Diesen Titel hat die International Dark-Sky Association (IDA) in den USA nach mehrjährigen Prüfungen verliehen. Immer wieder waren Mitglieder dieser Gesellschaft zum Schutz des dunklen Nachthimmels seit 2011 in die fast menschenleere Gegend gereist, um das entscheidende Kriterium für einen „Sternenpark“ zu prüfen: Die Milchstraße muss vom Boden aus mit bloßem Auge nicht nur als Himmelskörper erkannt, sondern auch mit möglichst vielen einzelnen Sternen als plastisches Gebilde erlebt werden können. Weltweit gibt es bisher nur 24 dieser ausgewiesenen Beobachtungspunkte, in Europa zählt die Liste lediglich acht Orte. Vor allem in Schottland und in Ungarn werben Regionen mit „absoluter Dunkelheit“. Bessere Bedingungen als im Naturpark gebe es nur noch im afrikanischen Namibia oder in der Höhe Chiles, erklärte Astronom Andreas Hänel vom Planetarium Osnabrück, der Sprecher der deutschen Initiative „Dark Sky - Vereinigung der Sternenfreunde“ ist.

Er hatte vor ein paar Jahren alles ins Rollen gebracht. Nach einem Tipp von Hobby-Astronomen schnappte er sich 2009 sein „Sky Quality Meter“, fuhr in den Naturpark und maß die Himmelshelligkeit. „Also ganz genau habe ich die Leuchtdichte ermittelt und einen Wert von 21,78 gemessen“, sagt Hänel. Es gebe nicht viele so dunkle Orte in Deutschland und Europa. „Ich müsste mich vielleicht noch einmal in Mecklenburg-Vorpommern umsehen.“ Wegen der starken Besiedlung gebe es viele künstliche Lichtquellen, die den Nachthimmel stark aufhellen. „Wir sprechen hierbei sogar von Lichtverschmutzung“, sagt er.

Die Chefin des Naturparks Westhavelland, Kordula Isermann, die den Antrag auf einen Sternenpark zusammen mit der zuständigen Amtsverwaltung stellte, freut sich auf viele Neugierige. „Astronomen und Hobby-Sternengucker suchen ja immer nach Orten ohne störende künstliche Lichtquellen“, sagte sie. „Diese können wir ihnen nun bei uns bieten, obwohl die Großstadt Berlin mit ihrer Ausstrahlung gar nicht weit entfernt liegt.“ Der Naturpark Westhavelland wird jetzt jedenfalls von der Internationalen Nachthimmel-Gesellschaft als Reiseziel beworben.

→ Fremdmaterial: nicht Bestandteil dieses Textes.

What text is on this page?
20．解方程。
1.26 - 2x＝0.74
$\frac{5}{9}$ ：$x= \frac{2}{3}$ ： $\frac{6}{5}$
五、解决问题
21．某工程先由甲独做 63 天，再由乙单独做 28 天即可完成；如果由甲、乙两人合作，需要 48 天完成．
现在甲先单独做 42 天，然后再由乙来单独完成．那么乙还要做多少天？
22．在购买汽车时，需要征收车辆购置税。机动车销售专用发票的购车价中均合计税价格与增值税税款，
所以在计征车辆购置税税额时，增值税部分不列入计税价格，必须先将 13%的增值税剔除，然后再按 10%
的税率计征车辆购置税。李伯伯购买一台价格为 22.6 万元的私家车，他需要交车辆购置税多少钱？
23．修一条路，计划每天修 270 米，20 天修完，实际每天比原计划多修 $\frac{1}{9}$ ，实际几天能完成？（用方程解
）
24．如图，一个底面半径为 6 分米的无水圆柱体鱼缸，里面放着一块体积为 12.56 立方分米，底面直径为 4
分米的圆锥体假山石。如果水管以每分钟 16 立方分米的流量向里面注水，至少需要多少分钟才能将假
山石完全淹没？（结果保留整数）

Auch ohne offizielles Sternenpark-Siegel waren in den Vergangenheit regelmäßig Hobbyastronomen ins Westhavelland gereist. Im September 2013 gab es das dritte Astrotreffen in Gülpe, bei dem Hänel und Isermann den einmaligen Nachthimmel vorführten und für ein Leben ohne Lichtsmog warben. Der Interesse stieg von Jahr zu Jahr an, immer mehr Hobby-Astronomen kamen mit ihren Teleskopen nach Gülpe.

Eine Landkarte zeigt diejenigen Gebiete, in denen es keine oder für die Himmelsbeobachtung nicht ins Gewicht fallenden Lichtquellen gibt. Dazu zählen die kaum besiedelten Landstriche rund um das winzige Lohm südlich der Bahnstrecke zwischen Neustadt und Bad Wilsnack, nördlich und südlich des Gülper Sees bei Strodehne und Parey sowie am Hohennauener See bei Semlin.

Am morgigen Mittwoch will das Umweltministerium bereits erste touristische Angebote vorstellen. Schon länger wurden Pläne geschmiedet, um weitere Besucher ins Westhavelland zu locken. So sollen etwa spezielle Outdoor-Liegestühle aufgestellt werden, und Hoteliers wollen ein spätes Frühstück für nächtliche Sternenschwärmer anbieten, die ausschlafen müssen. Künftig sollen an den ausgesuchten Orten Beobachtungskanzeln und Informationstafeln mit Angaben über den nächtlichen Sternenhimmel entstehen. Auch Führungen mit Fachleuten und Ferngläsern stehen auf dem Plan. So bieten sich Kombinationen mit den jetzt schon angebotenen Touren zum abendlichen Einflug der Kraniche, der Singschwäne oder der Gänse an.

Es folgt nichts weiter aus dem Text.